Barbra Streisand, the legendary singer, Oscar-winning star, and director, argued that sexism cost her Oscar nominations for Yentl and The Prince of Tides in a public interview at the Tribeca Film Fest.
It wasn’t just men who balked at the idea of a woman calling the shots on motion picture. “There were a lot of older people, they don’t want to see a woman director.”
“I don’t know how many women wanted to see a woman director,” she added.
Streisand said that jealousy and competitiveness are partly to blame for women turning on one of their own gender. She claimed that female critics were harsher than their male counterparts to Yentl.
Three decades after the drama’s release, a review by former NY Times critic Janet Maslin still seemed to rankle the filmmaker. Maslin referred to Streisand’s use of a “pillbox-contoured designer yarmulke” in the film.
Streisand said the yarmulke was authentic to the film’s early 20th century Polish setting.
The story of a woman who dresses like a man so she can study Talmudic Law, Yentl, in 1983, was nominated for five Oscars, missing out on a Best Picture nod.
The Prince of Tides, a 1991 drama about an emotionally damaged man who falls for his psychiatrist, got seven nominations, included film of the year.
In both cases, Streisand’s name was left off the director’s short list.
Streisand said she was pleased that being overlooked focused attention on discrimination towards women, but she said the experience of being snubbed for “Yentl” led to her long hiatus.
“I must have been more hurt than I thought, because I didn’t want to direct for years,” she said.
Courage to Break into Movies
Rodriguez, a Texas born director best known for violent action films as “El Mariachi,” moderate a panel with Streisand. The Hispanic director said he was a massive fan of Streisand’s work, claiming that she gave him courage to break into movies. “You inspired me to go into an industry where I felt I didn’t have voice,” he said.
Rodriguez argued that Streisand had shattered a glass ceiling for other female filmmakers such as Kathryn Bigelow.
“Not enough women are directing now,” said Streisand. “I love when I see a woman’s name on the film, and then I want to see it be good.”

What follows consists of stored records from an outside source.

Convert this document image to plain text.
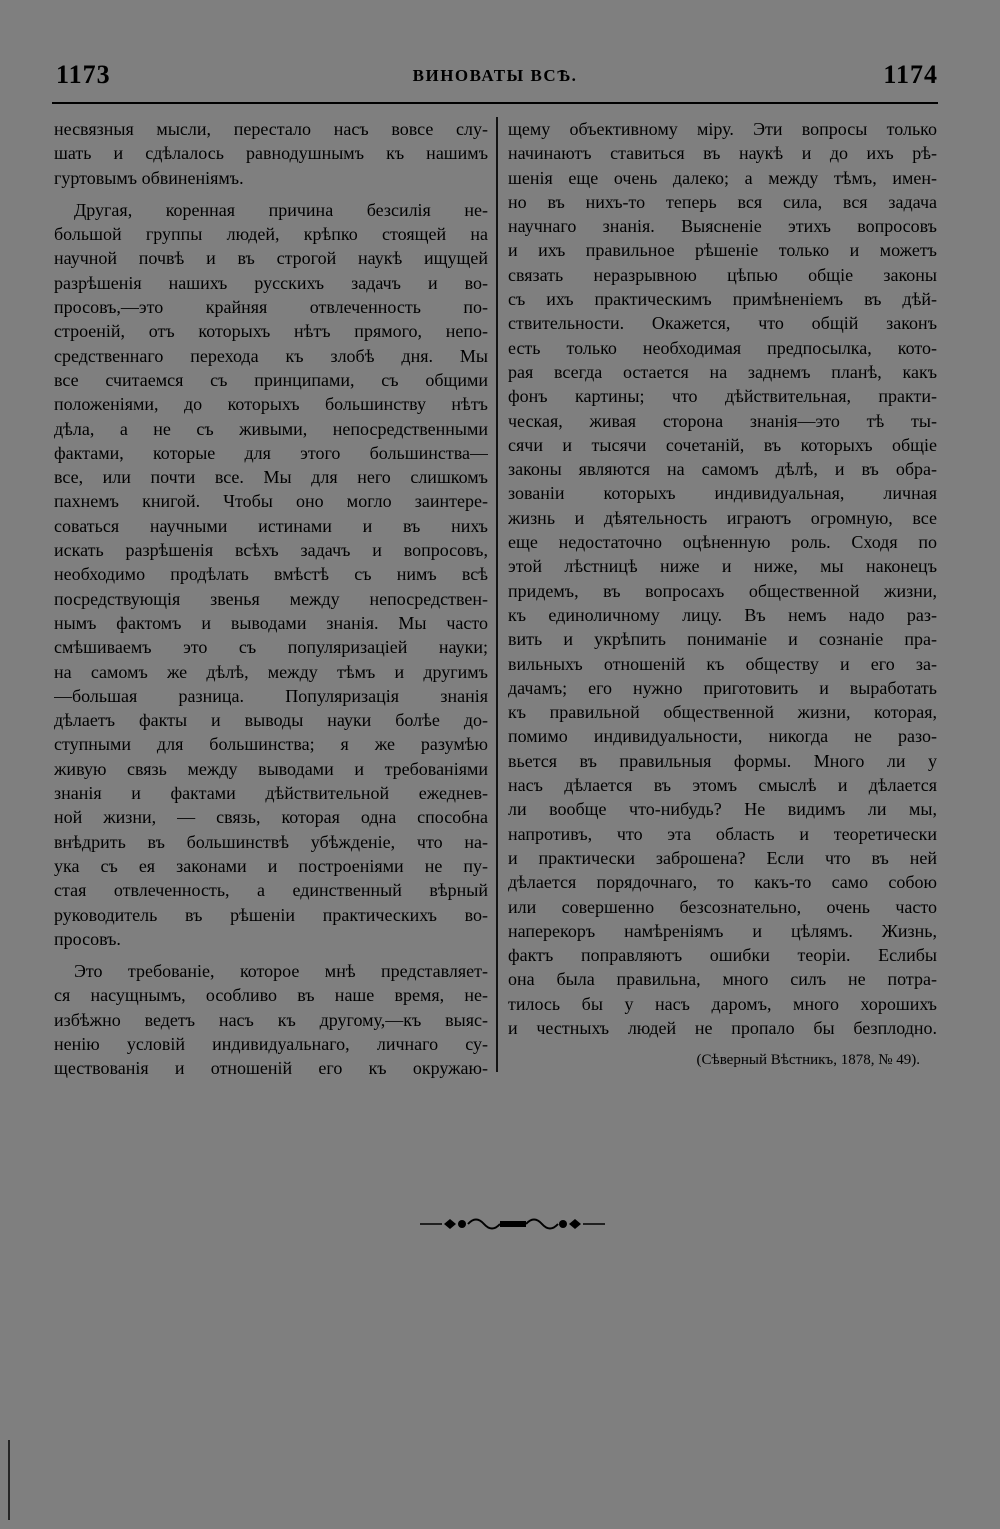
1173	ВИНОВАТЫ ВСѢ.	1174
несвязныя мысли, перестало насъ вовсе слу-
шать и сдѣлалось равнодушнымъ къ нашимъ
гуртовымъ обвиненіямъ.
Другая, коренная причина безсилія не-
большой группы людей, крѣпко стоящей на
научной почвѣ и въ строгой наукѣ ищущей
разрѣшенія нашихъ русскихъ задачъ и во-
просовъ,—это крайняя отвлеченность по-
строеній, отъ которыхъ нѣтъ прямого, непо-
средственнаго перехода къ злобѣ дня. Мы
все считаемся съ принципами, съ общими
положеніями, до которыхъ большинству нѣтъ
дѣла, а не съ живыми, непосредственными
фактами, которые для этого большинства—
все, или почти все. Мы для него слишкомъ
пахнемъ книгой. Чтобы оно могло заинтере-
соваться научными истинами и въ нихъ
искать разрѣшенія всѣхъ задачъ и вопросовъ,
необходимо продѣлать вмѣстѣ съ нимъ всѣ
посредствующія звенья между непосредствен-
нымъ фактомъ и выводами знанія. Мы часто
смѣшиваемъ это съ популяризаціей науки;
на самомъ же дѣлѣ, между тѣмъ и другимъ
—большая разница. Популяризація знанія
дѣлаетъ факты и выводы науки болѣе до-
ступными для большинства; я же разумѣю
живую связь между выводами и требованіями
знанія и фактами дѣйствительной ежеднев-
ной жизни, — связь, которая одна способна
внѣдрить въ большинствѣ убѣжденіе, что на-
ука съ ея законами и построеніями не пу-
стая отвлеченность, а единственный вѣрный
руководитель въ рѣшеніи практическихъ во-
просовъ.
Это требованіе, которое мнѣ представляет-
ся насущнымъ, особливо въ наше время, не-
избѣжно ведетъ насъ къ другому,—къ выяс-
ненію условій индивидуальнаго, личнаго су-
ществованія и отношеній его къ окружаю-
щему объективному міру. Эти вопросы только
начинаютъ ставиться въ наукѣ и до ихъ рѣ-
шенія еще очень далеко; а между тѣмъ, имен-
но въ нихъ-то теперь вся сила, вся задача
научнаго знанія. Выясненіе этихъ вопросовъ
и ихъ правильное рѣшеніе только и можетъ
связать неразрывною цѣпью общіе законы
съ ихъ практическимъ примѣненіемъ въ дѣй-
ствительности. Окажется, что общій законъ
есть только необходимая предпосылка, кото-
рая всегда остается на заднемъ планѣ, какъ
фонъ картины; что дѣйствительная, практи-
ческая, живая сторона знанія—это тѣ ты-
сячи и тысячи сочетаній, въ которыхъ общіе
законы являются на самомъ дѣлѣ, и въ обра-
зованіи которыхъ индивидуальная, личная
жизнь и дѣятельность играютъ огромную, все
еще недостаточно оцѣненную роль. Сходя по
этой лѣстницѣ ниже и ниже, мы наконецъ
придемъ, въ вопросахъ общественной жизни,
къ единоличному лицу. Въ немъ надо раз-
вить и укрѣпить пониманіе и сознаніе пра-
вильныхъ отношеній къ обществу и его за-
дачамъ; его нужно приготовить и выработать
къ правильной общественной жизни, которая,
помимо индивидуальности, никогда не разо-
вьется въ правильныя формы. Много ли у
насъ дѣлается въ этомъ смыслѣ и дѣлается
ли вообще что-нибудь? Не видимъ ли мы,
напротивъ, что эта область и теоретически
и практически заброшена? Если что въ ней
дѣлается порядочнаго, то какъ-то само собою
или совершенно безсознательно, очень часто
наперекоръ намѣреніямъ и цѣлямъ. Жизнь,
фактъ поправляютъ ошибки теоріи. Еслибы
она была правильна, много силъ не потра-
тилось бы у насъ даромъ, много хорошихъ
и честныхъ людей не пропало бы безплодно.
(Сѣверный Вѣстникъ, 1878, № 49).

Streisand originally wanted to just focus on acting and recording, but disagreements with Sydney Pollack on 1973’s “The Way We Were” pushed her in a different direction. She’d been horrified when scenes that she felt illustrated why her on-screen relationship with Robert Redford’s character ultimately disintegrated were left on the cutting room floor.
“I directed because I couldn’t be heard,” said Streisand.